It feels a little weird and a little scary having to write a review of an album based on a natty, paltry album sampler of only four tracks - a bit on the stingy side, if you ask me. Well, I suppose you can't review an album when all you have is an album sampler - because it's not an album, is it? It's a sampler. So I don't have to. Review an album, that is. Phew! Wow, I feel a lot less intimidated now. I thought I was about to fail pitifully in an impossible mission. But now - now I'm thinking outside the box; now I realise what I must do; now, suddenly, do I see a new and clear horizon! I've never reviewed a sampler before. I wonder if it's going to prove an exciting, perspective-altering experience. Hmm. I suppose I could call it an 'EP'. Shut up, Lauren.
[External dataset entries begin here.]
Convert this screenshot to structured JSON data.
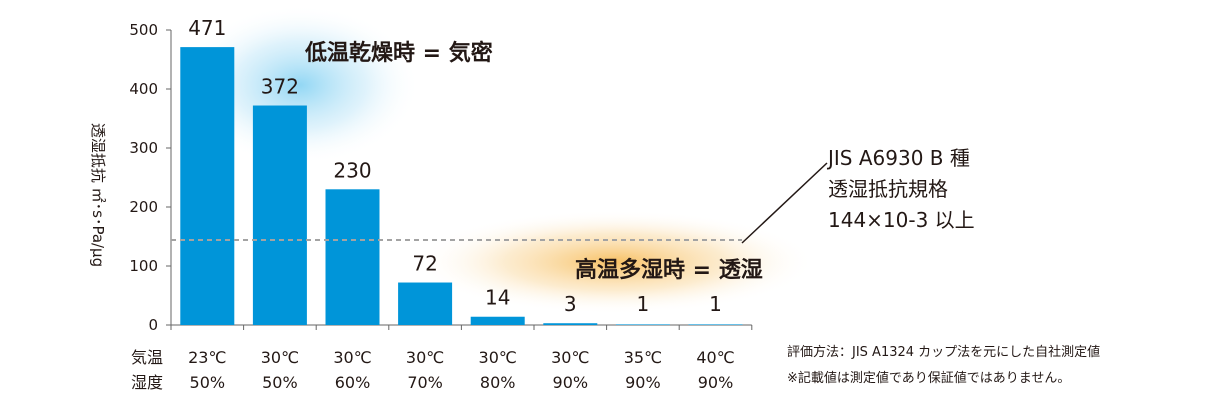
{
  "chart_data": {
    "type": "bar",
    "categories": [
      "23℃ 50%",
      "30℃ 50%",
      "30℃ 60%",
      "30℃ 70%",
      "30℃ 80%",
      "30℃ 90%",
      "35℃ 90%",
      "40℃ 90%"
    ],
    "values": [
      471,
      372,
      230,
      72,
      14,
      3,
      1,
      1
    ],
    "ylim": [
      0,
      500
    ],
    "yticks": [
      0,
      100,
      200,
      300,
      400,
      500
    ],
    "ylabel": "透湿抵抗 ㎡･s･Pa/μg",
    "row_labels": [
      "気温",
      "湿度"
    ],
    "temperature_labels": [
      "23℃",
      "30℃",
      "30℃",
      "30℃",
      "30℃",
      "30℃",
      "35℃",
      "40℃"
    ],
    "humidity_labels": [
      "50%",
      "50%",
      "60%",
      "70%",
      "80%",
      "90%",
      "90%",
      "90%"
    ],
    "reference_line": {
      "value": 144
    },
    "grid": false,
    "bar_color": "#0095d9",
    "annotations": {
      "dry": "低温乾燥時 = 気密",
      "humid": "高温多湿時 = 透湿"
    }
  },
  "spec_label": [
    "JIS A6930 B 種",
    "透湿抵抗規格",
    "144×10-3 以上"
  ],
  "notes": [
    "評価方法：JIS A1324 カップ法を元にした自社測定値",
    "※記載値は測定値であり保証値ではありません。"
  ]
}
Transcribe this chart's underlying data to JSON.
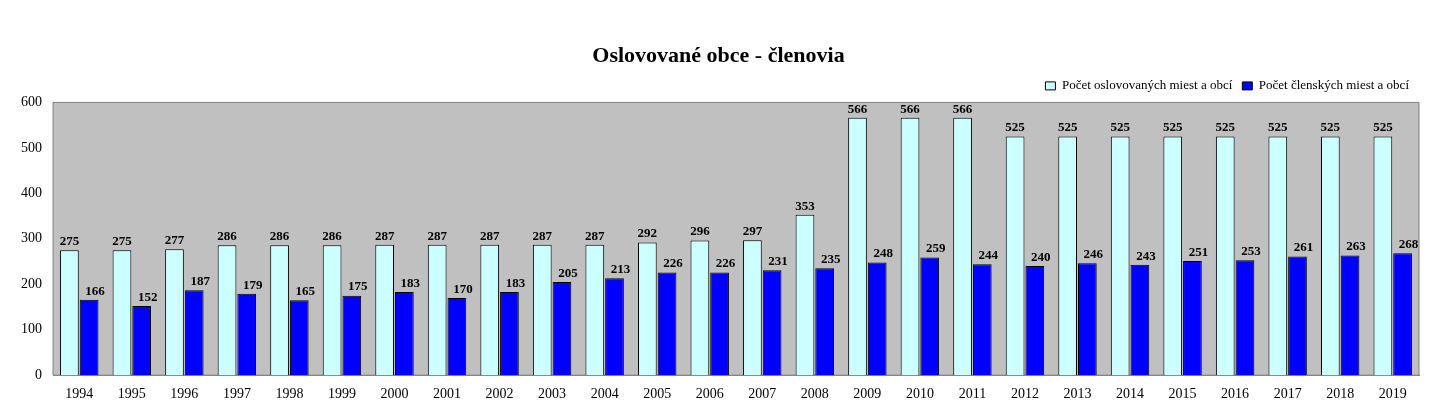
{
  "chart_data": {
    "type": "bar",
    "title": "Oslovované obce - členovia",
    "categories": [
      "1994",
      "1995",
      "1996",
      "1997",
      "1998",
      "1999",
      "2000",
      "2001",
      "2002",
      "2003",
      "2004",
      "2005",
      "2006",
      "2007",
      "2008",
      "2009",
      "2010",
      "2011",
      "2012",
      "2013",
      "2014",
      "2015",
      "2016",
      "2017",
      "2018",
      "2019"
    ],
    "series": [
      {
        "name": "Počet oslovovaných miest a obcí",
        "color": "#ccffff",
        "values": [
          275,
          275,
          277,
          286,
          286,
          286,
          287,
          287,
          287,
          287,
          287,
          292,
          296,
          297,
          353,
          566,
          566,
          566,
          525,
          525,
          525,
          525,
          525,
          525,
          525,
          525
        ]
      },
      {
        "name": "Počet členských miest a obcí",
        "color": "#0000ff",
        "values": [
          166,
          152,
          187,
          179,
          165,
          175,
          183,
          170,
          183,
          205,
          213,
          226,
          226,
          231,
          235,
          248,
          259,
          244,
          240,
          246,
          243,
          251,
          253,
          261,
          263,
          268
        ]
      }
    ],
    "ylim": [
      0,
      600
    ],
    "yticks": [
      0,
      100,
      200,
      300,
      400,
      500,
      600
    ],
    "grid": false,
    "legend": "top right",
    "data_labels": true
  }
}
Mogwai - a gathering of Scottish planet-bashers who affectionately term their recording studio in Glasgow the 'Castle of Doom' - are often something spiritual. I have come to this conclusion based on the fact that, in my current state, this Saturday at midnight, you have to be something outrageously special to catch even a glimmer of my attention whilst I sit propped between a desk and a depressingly large array of clothes/work-related debris. Almost comatose from a horrendously freezing train ordeal surrounded by inebriated football fans pepped up on the Newkie Brown trying to read/be sick on my Sandman over my shoulder. Bloodshot, crying eyes from the glare of the computer screen. Some ridiculously-priced station coffee to constitute my dinner; which tasted of cardboard and burnt my tongue off anyway. Plates. Bottles. A vague sense of nausea and thirst. A gust of Arctic snow through the smashed window that no one's been arsed to fix yet. To penetrate the microscopic segment of my brain that is, somewhere, still working, you have to have something Very Goddamned Worthwhile to say, like a proclamation that the world is about to implode unless I lift my left hand just half an inch from the desk. You have to be a Coliseum-sized mug of Lemsip. Or you have to be Jesus performing a miracle in front of my nose. Or you have to be Mogwai.
A looping, tumbling guitar line saws into 'Glasgow Mega-Snake' to be promptly snapped and swallowed up by a flood of rising power, subsumed by pounding chords that cobras the world over are bashing their heads and performing mating rituals to. Far more immediately violent than anything on 2003's 'Happy Songs For Happy People', which geared itself towards spending long expanses of time lulling you into a false sense of security and then gouging your guts out behind your back before you'd registered the volume change (sneaky buggers), this track makes no delay in grabbing a fistful of kitchen knives and throwing them. Anywhere. Everywhere. Occasionally, one of these knives hits a dinosaur in the heart and it roars in agony. Then, when there are no blades left, it ceases as ferociously and abruptly as it began; a neat, clean kill.
In comparison, 'Acid Food' is a meek, slightly boring waft of dreamy, distorted voices but 'Travel Is Dangerous' succeeds in taking the former's somewhat unfulfilled blueprint and unravelling it into a towering and melodious monstrosity with no loss of power. Majestic, imperial masters of the slow-burning, ground-shaking earth rumble, Mogwai paint vast scenes of a disastrous apocalypse in your mind and somehow, somehow, manage to make them beautiful; who'd have thought that massive vistas of destruction could be, in some terrifying and disturbing way, so glorious? Theirs is the sound of the world crashing to pieces around your ears - and you, sat smiling, not even caring.